Part of the problem here is that Haskell has no concept of object identity, so when you say you have a DAG where you refer to the same node twice, as far as Haskell is concerned its just two values in different places on a tree. This is fundamentally different from the OO concept where an object is indexed by its location in memory, so the distinction between "same object" and "different objects with equal fields" is meaningful.

To solve your problem you need to detect when you are visiting the same object that you saw earlier, and in order to do that you need to have a concept of "same object" that is independent of the value. There are two basic ways to attack this:

• Store all your objects in a vector (ie an array), and use the vector index as an object identity. Replace values with indices throughout your data structure.

• Give each object a unique "identity" field so you can tell if you have seen this one before when traversing the DAG.

The former is how the Data.Graph module in the containers package does it. One advantage is that, if you have a single mapping from DAG to vector, then DAG equality becomes just vector equality.

Answer 2

Any efficient way to test for equality will be intertwined with the way you build up the DAG values.

Here is an idea which keeps track of all nodes ever created in a Map. As new nodes are added to the Map they are assigned a unique id.

Creating nodes now becomes monadic as you have thread this Map (and the next available id) throughout your computation.

In this example the nodes are implemented as Rose trees, and the order of the children is not significant - hence the call to sort in deriving the key into the map.

 import Control.Monad.State
 import Data.List
 import qualified Data.Map as M

 data Node = Node { _eqIdent:: Int      -- equality identifier
                  , _value :: String    -- value associated with the node
                  , _children :: [Node] -- children
                  }
   deriving (Show)

 type BuildState = (Int, M.Map (String,[Int]) Node)

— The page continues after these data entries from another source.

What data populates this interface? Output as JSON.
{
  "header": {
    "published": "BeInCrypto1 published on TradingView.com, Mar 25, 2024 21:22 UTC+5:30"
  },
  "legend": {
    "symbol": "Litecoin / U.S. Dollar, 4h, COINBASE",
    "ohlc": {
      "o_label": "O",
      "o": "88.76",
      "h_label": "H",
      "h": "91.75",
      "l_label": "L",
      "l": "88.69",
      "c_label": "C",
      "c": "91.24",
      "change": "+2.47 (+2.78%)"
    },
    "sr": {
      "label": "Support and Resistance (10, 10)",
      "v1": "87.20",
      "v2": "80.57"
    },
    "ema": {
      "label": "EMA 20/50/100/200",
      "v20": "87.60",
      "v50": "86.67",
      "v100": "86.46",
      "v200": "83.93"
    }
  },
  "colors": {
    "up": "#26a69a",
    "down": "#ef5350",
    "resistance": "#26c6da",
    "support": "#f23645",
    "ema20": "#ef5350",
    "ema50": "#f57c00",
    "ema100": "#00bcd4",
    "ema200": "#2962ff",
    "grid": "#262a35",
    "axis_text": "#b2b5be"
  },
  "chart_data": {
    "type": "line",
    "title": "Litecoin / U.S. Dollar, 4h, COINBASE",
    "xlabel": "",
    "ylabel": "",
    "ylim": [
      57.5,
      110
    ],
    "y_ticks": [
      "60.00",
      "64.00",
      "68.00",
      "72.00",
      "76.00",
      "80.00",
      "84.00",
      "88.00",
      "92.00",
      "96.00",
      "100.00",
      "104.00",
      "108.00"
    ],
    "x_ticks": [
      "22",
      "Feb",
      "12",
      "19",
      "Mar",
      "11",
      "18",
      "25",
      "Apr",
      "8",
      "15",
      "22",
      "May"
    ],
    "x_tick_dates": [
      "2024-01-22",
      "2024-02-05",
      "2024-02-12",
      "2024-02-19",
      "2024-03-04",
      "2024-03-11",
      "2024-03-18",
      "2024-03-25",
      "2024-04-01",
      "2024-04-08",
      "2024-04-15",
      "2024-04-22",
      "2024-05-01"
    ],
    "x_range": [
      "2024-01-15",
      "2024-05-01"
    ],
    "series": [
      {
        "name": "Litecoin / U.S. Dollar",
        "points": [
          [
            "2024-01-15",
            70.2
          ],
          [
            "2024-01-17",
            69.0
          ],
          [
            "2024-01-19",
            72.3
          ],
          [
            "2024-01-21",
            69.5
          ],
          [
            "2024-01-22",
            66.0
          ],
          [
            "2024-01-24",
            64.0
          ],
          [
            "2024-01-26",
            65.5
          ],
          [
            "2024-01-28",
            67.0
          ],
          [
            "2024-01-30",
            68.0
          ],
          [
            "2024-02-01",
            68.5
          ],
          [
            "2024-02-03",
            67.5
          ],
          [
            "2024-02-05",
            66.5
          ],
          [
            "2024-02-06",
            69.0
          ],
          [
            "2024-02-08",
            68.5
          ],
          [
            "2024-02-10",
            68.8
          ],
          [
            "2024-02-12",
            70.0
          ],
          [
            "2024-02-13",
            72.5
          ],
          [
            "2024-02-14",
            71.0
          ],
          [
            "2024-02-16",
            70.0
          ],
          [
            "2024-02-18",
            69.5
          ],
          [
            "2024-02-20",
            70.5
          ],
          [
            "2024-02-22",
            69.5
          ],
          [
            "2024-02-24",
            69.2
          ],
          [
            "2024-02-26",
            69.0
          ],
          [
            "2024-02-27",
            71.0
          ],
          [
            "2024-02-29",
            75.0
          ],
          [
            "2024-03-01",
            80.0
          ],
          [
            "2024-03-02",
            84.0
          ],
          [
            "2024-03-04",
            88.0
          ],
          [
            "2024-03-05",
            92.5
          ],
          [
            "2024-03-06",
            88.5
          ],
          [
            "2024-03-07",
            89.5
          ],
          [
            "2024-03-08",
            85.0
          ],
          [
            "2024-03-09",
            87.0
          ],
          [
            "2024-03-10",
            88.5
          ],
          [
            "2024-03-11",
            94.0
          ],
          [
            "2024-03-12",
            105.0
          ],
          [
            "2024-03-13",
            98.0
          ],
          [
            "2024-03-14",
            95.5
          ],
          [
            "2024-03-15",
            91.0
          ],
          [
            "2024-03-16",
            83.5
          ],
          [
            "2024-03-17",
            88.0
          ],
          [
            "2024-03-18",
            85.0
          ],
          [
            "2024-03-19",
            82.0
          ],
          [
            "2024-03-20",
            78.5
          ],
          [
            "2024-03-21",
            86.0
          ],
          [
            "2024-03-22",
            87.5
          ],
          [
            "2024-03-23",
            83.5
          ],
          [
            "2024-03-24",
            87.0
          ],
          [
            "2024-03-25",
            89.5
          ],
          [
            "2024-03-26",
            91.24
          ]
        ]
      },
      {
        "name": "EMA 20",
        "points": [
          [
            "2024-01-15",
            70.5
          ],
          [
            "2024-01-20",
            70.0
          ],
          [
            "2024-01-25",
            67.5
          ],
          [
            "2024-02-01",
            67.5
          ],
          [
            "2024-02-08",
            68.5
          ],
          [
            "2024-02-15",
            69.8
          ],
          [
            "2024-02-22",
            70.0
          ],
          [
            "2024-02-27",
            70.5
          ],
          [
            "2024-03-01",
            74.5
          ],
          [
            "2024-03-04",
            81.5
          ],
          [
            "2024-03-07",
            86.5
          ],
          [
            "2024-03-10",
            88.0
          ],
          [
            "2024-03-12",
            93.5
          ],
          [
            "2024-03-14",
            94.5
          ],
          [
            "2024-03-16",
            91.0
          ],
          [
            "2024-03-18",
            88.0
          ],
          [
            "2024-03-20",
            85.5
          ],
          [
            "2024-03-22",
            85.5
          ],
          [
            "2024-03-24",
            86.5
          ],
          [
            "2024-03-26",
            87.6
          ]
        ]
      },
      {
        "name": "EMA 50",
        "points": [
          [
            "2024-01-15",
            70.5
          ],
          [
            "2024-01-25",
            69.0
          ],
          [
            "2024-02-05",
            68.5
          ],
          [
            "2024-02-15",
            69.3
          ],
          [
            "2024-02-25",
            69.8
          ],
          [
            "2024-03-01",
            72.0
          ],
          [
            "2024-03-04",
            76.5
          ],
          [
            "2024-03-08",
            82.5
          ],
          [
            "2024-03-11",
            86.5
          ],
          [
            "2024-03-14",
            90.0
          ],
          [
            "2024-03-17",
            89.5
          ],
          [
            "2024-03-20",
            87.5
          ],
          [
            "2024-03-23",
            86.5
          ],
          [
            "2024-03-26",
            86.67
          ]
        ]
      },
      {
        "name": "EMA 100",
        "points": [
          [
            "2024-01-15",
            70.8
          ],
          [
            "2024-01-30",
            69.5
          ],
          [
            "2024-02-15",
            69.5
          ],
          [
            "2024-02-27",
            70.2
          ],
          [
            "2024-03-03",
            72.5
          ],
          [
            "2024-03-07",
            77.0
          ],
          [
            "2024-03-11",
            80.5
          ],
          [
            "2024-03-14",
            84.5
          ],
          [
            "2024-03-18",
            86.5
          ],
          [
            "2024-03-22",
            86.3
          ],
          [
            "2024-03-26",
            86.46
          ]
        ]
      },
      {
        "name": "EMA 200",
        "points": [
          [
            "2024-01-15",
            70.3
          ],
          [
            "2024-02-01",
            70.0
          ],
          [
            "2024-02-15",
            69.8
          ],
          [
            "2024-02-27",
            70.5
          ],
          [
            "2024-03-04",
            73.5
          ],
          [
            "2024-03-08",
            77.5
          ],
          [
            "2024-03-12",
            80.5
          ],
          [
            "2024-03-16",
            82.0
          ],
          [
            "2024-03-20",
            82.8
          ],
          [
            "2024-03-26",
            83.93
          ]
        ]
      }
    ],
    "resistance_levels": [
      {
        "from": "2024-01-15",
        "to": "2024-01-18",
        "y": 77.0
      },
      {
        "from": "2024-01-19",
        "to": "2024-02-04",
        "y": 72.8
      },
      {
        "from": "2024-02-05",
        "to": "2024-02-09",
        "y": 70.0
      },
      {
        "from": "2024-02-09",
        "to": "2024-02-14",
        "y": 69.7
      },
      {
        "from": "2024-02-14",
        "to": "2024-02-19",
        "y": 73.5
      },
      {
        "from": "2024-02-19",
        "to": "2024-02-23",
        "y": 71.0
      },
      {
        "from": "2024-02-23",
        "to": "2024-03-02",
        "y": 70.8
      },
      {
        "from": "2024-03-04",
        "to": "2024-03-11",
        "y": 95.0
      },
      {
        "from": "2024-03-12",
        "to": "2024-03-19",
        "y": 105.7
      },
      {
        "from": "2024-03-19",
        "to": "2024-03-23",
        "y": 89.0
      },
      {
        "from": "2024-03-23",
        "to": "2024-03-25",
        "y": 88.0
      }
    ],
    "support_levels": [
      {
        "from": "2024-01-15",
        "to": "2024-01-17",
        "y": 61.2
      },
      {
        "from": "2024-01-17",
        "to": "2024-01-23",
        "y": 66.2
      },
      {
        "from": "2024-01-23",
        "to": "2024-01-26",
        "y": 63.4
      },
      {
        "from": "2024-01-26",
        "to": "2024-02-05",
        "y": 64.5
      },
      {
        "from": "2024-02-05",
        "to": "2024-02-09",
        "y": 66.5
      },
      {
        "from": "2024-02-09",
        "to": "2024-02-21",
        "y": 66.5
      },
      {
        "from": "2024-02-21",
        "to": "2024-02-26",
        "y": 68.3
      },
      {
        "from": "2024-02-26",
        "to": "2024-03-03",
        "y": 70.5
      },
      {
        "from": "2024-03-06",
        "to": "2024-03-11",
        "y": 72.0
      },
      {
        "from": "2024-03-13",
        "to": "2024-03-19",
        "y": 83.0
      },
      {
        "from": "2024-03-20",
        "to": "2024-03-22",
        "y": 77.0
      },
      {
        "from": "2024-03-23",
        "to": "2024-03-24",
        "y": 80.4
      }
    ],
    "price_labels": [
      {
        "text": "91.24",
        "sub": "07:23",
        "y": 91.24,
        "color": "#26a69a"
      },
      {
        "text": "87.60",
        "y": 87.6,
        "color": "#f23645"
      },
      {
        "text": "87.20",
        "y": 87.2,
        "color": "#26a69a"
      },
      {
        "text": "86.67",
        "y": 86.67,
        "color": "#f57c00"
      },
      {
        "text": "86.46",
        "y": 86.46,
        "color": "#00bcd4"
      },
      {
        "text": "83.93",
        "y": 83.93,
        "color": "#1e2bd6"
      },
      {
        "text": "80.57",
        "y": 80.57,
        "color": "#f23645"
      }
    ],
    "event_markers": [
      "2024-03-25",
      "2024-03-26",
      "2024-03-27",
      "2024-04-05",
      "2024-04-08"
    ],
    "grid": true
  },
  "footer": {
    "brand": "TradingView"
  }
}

 buildNode :: String -> [Node] -> State BuildState Node
 buildNode value nodes = do
   (nextid, nodeMap) <- get
   let key = (value, sort (map _eqIdent nodes))  -- the identity of the node
   case M.lookup key nodeMap of
     Nothing   -> do let n = Node nextid value nodes
                         nodeMap' = M.insert key n nodeMap
                     put (nextid+1, nodeMap')
                     return n
     Just node -> return node

 nodeEquality :: Node -> Node -> Bool
 nodeEquality a b = _eqIdent a == _eqIdent b

One caveat -- this approach requires that you know all the children of a node when you build it.